Saving Students from Themselves



This one is really looking for advice.

Like many colleges, mine has a January Intersession.  Intersession is two weeks long, and the courses are intense.  They’re taken by a blend of our own students and visiting students from other colleges who are looking to pick up some gen ed credits during the break.

The logic behind intersession is that there can be a real pedagogical benefit to focusing intently and solely on one thing at a time.  Doing nothing but, say, sociology for four and a half hours a day for two weeks can work for some people.  It doesn’t work for all classes, but it works remarkably well for some.  (It’s particularly good for classes with labs that require long, uninterrupted blocs of time.)  Many of the classes are online, which gets around the issue of snow days -- a very real prospect in Massachusetts in January -- but even those assume that the student is only doing one thing.

For the most part, it has worked quite well.  The course completion rates for intersession have been in the 90’s for the last several years, and the anecdotal feedback from faculty has confirmed that the students have stepped up.  Students tend to self-select; those who would thrive in the “boot camp” format seek it out; those who want nothing to do with it, don’t.

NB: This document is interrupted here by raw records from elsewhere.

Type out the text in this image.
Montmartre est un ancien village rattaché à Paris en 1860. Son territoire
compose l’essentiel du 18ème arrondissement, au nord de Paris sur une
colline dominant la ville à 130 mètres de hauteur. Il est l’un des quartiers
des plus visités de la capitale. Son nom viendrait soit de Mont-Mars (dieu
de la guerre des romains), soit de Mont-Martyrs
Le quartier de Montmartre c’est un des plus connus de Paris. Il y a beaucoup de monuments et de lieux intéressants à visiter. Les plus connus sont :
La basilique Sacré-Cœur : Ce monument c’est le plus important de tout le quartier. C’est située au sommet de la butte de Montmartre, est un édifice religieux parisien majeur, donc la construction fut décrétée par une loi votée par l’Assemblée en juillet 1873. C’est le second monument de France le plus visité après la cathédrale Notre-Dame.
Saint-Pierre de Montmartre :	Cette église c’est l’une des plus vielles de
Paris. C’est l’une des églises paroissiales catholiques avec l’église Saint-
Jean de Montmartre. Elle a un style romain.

But every so often, a student comes along with a different angle on the universe.

We hadn’t set a formal maximum on the number of intersession courses a student could take, mostly because we didn’t really believe that it would be necessary.

Let’s just say that not every student quite grasped the concept of focusing on one thing.  

So, my question to my wise and worldly readers.  If your college has an intersession or something like it, do you have a maximum number of classes or credits that a student can take at one time?  If so, what did you base it on?